Porn? On the Internet? Who would have thought.


And rather than flying under the radar, this spicy new content came to very public attention this morning when an explicit clip (it was tagged #dildoplay, let's leave it at that) made its way onto Vine's "Editor's Picks" list. That means users who opened the application were automatically greeted with some very NSFW content.

Vine quickly issued an apology, but it may still be in hot water with Apple.

Vine is currently iOS-only, and Apple is notorious for its prudish policies around adult content, having recently banned a popular photo sharing application because of nude photos, even after the app's creator offered a fix to filter explicit images. Apple balked, claiming the content still violated its user guidelines.


Apple's maybe, but not Vine's. There is nothing in Vine's terms of use that specifically bans adult images, just a "don't do anything I wouldn't do" recommendation:

You are responsible for your use of the Services, for any Content you post to the Services, and for any consequences thereof. The Content you submit, post, or display will be able to be viewed by other users of the Services and through third party services and websites.
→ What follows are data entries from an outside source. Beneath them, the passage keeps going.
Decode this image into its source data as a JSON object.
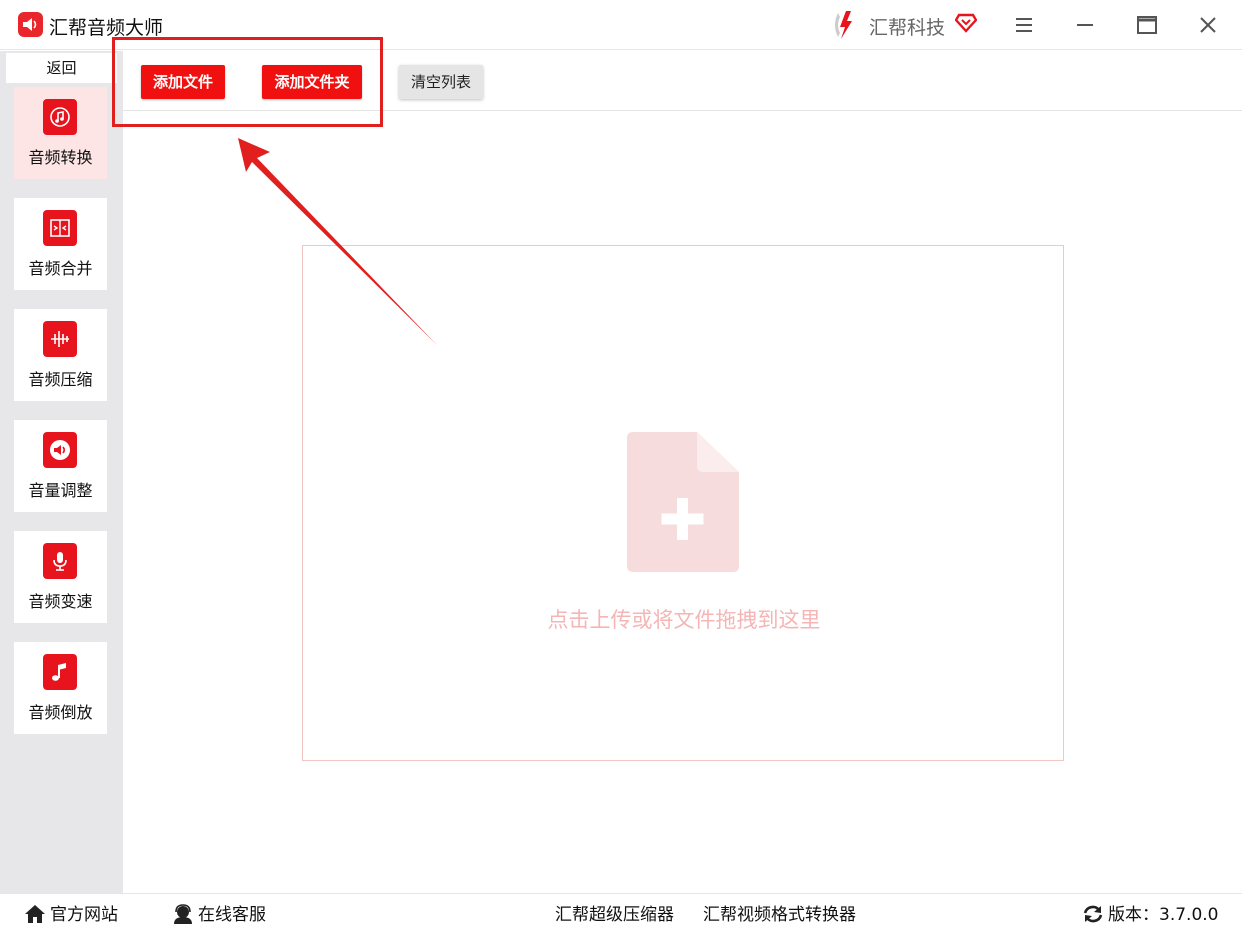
{
  "app": {
    "title": "汇帮音频大师",
    "brand_name": "汇帮科技",
    "accent": "#e8141d"
  },
  "window_controls": [
    "menu-icon",
    "minimize-icon",
    "maximize-icon",
    "close-icon"
  ],
  "sidebar": {
    "back_label": "返回",
    "items": [
      {
        "label": "音频转换",
        "icon": "audio-convert-icon",
        "active": true
      },
      {
        "label": "音频合并",
        "icon": "audio-merge-icon",
        "active": false
      },
      {
        "label": "音频压缩",
        "icon": "audio-compress-icon",
        "active": false
      },
      {
        "label": "音量调整",
        "icon": "volume-adjust-icon",
        "active": false
      },
      {
        "label": "音频变速",
        "icon": "audio-speed-icon",
        "active": false
      },
      {
        "label": "音频倒放",
        "icon": "audio-reverse-icon",
        "active": false
      }
    ]
  },
  "toolbar": {
    "add_file": "添加文件",
    "add_folder": "添加文件夹",
    "clear_list": "清空列表"
  },
  "dropzone": {
    "hint": "点击上传或将文件拖拽到这里",
    "icon": "file-add-icon"
  },
  "footer": {
    "official_site": "官方网站",
    "online_service": "在线客服",
    "super_compressor": "汇帮超级压缩器",
    "video_converter": "汇帮视频格式转换器",
    "version": "版本：3.7.0.0"
  }
}
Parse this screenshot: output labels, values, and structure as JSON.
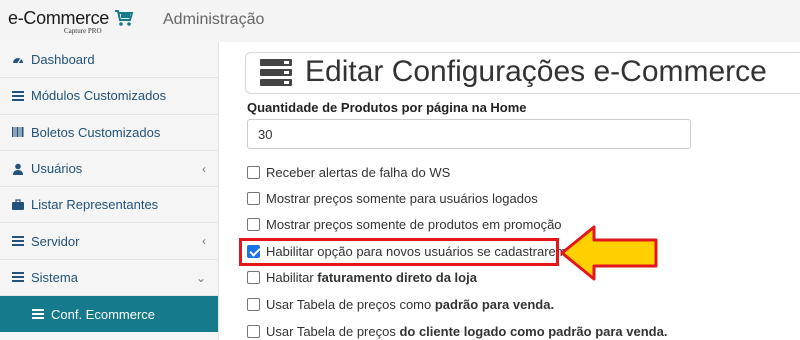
{
  "app": {
    "logo_text": "e-Commerce",
    "logo_subtext": "Capture PRO",
    "header_title": "Administração"
  },
  "sidebar": {
    "items": [
      {
        "label": "Dashboard",
        "icon": "dashboard-icon",
        "chevron": ""
      },
      {
        "label": "Módulos Customizados",
        "icon": "list-icon",
        "chevron": ""
      },
      {
        "label": "Boletos Customizados",
        "icon": "barcode-icon",
        "chevron": ""
      },
      {
        "label": "Usuários",
        "icon": "user-icon",
        "chevron": "‹"
      },
      {
        "label": "Listar Representantes",
        "icon": "briefcase-icon",
        "chevron": ""
      },
      {
        "label": "Servidor",
        "icon": "server-icon",
        "chevron": "‹"
      },
      {
        "label": "Sistema",
        "icon": "server-icon",
        "chevron": "⌄"
      },
      {
        "label": "Conf. Ecommerce",
        "icon": "server-icon",
        "chevron": ""
      }
    ]
  },
  "main": {
    "title": "Editar Configurações e-Commerce",
    "products_label": "Quantidade de Produtos por página na Home",
    "products_value": "30",
    "options": [
      {
        "text": "Receber alertas de falha do WS",
        "checked": false
      },
      {
        "text": "Mostrar preços somente para usuários logados",
        "checked": false
      },
      {
        "text": "Mostrar preços somente de produtos em promoção",
        "checked": false
      },
      {
        "text": "Habilitar opção para novos usuários se cadastrarem",
        "checked": true
      },
      {
        "text_plain": "Habilitar ",
        "text_bold": "faturamento direto da loja",
        "checked": false
      },
      {
        "text_plain": "Usar Tabela de preços como ",
        "text_bold": "padrão para venda.",
        "checked": false
      },
      {
        "text_plain": "Usar Tabela de preços ",
        "text_bold": "do cliente logado como padrão para venda.",
        "checked": false
      }
    ]
  },
  "colors": {
    "accent": "#157a8c",
    "link": "#23527c",
    "highlight": "#e3161b",
    "arrow": "#ffd000"
  }
}
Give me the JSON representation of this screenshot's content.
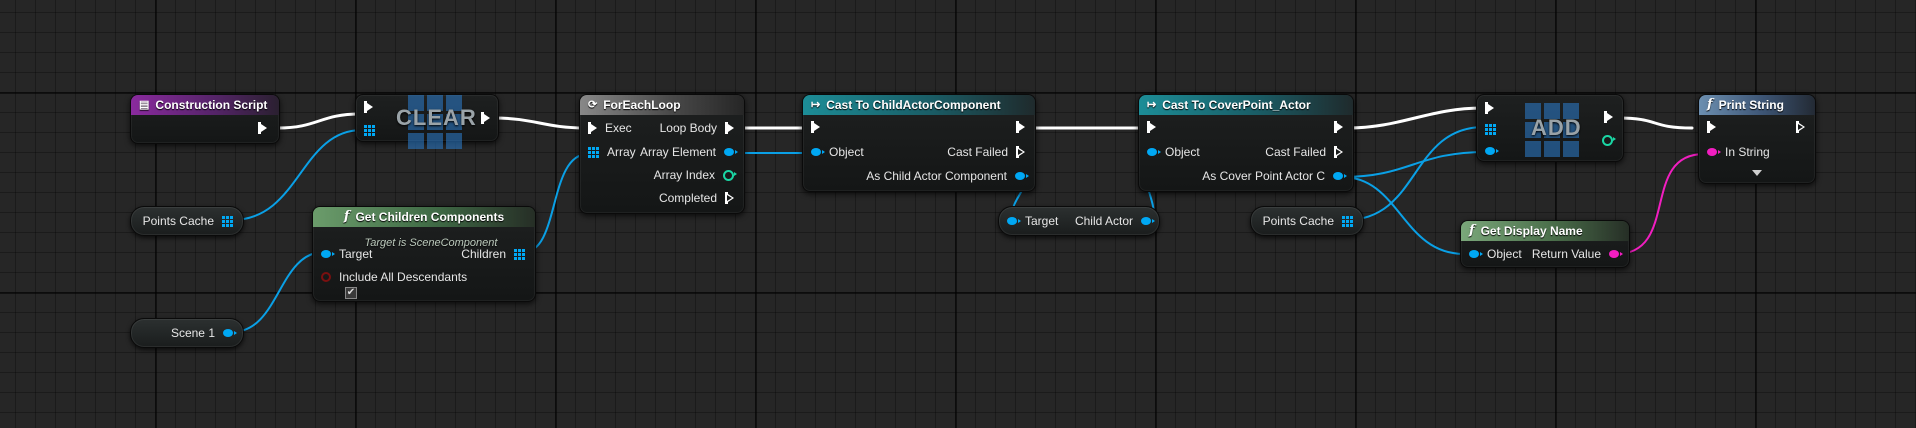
{
  "nodes": {
    "construction_script": {
      "title": "Construction Script"
    },
    "clear": {
      "title": "CLEAR"
    },
    "for_each_loop": {
      "title": "ForEachLoop",
      "exec": "Exec",
      "array": "Array",
      "loop_body": "Loop Body",
      "array_element": "Array Element",
      "array_index": "Array Index",
      "completed": "Completed"
    },
    "cast_child_actor_component": {
      "title": "Cast To ChildActorComponent",
      "object": "Object",
      "cast_failed": "Cast Failed",
      "as_output": "As Child Actor Component"
    },
    "cast_cover_point_actor": {
      "title": "Cast To CoverPoint_Actor",
      "object": "Object",
      "cast_failed": "Cast Failed",
      "as_output": "As Cover Point Actor C"
    },
    "add": {
      "title": "ADD"
    },
    "print_string": {
      "title": "Print String",
      "in_string": "In String"
    },
    "get_children_components": {
      "title": "Get Children Components",
      "subtitle": "Target is SceneComponent",
      "target": "Target",
      "children": "Children",
      "include_all": "Include All Descendants",
      "include_all_checked": "✔"
    },
    "get_display_name": {
      "title": "Get Display Name",
      "object": "Object",
      "return_value": "Return Value"
    },
    "points_cache_1": {
      "label": "Points Cache"
    },
    "points_cache_2": {
      "label": "Points Cache"
    },
    "scene_1": {
      "label": "Scene 1"
    },
    "child_actor": {
      "target": "Target",
      "child_actor": "Child Actor"
    }
  },
  "colors": {
    "exec_wire": "#ffffff",
    "object_wire": "#00a8f4",
    "string_wire": "#f21ec1",
    "event_header": "#8a2a9e",
    "cast_header": "#1c8d97",
    "function_header": "#7aa77a"
  }
}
You should only provide Content that you are comfortable sharing with others under these Terms.

And Vine isn't playing Internet porn cop, yet. Rather than booting adult content, it has started to monitor and identify explicit hashtags (most recently: #ass) that require a filter wall. The content remains accessible, but a warning screen lets you know what you're in for.

It's a surprisingly adult way to handle a microporn scandal. Surprising -- and possibly influential.


If Apple lets Vine's policy toward explicit images slide and continues to carry the app, it could signal a change in its own guidelines around adult content -- and mean your smartphone is about to get a whole lot racier.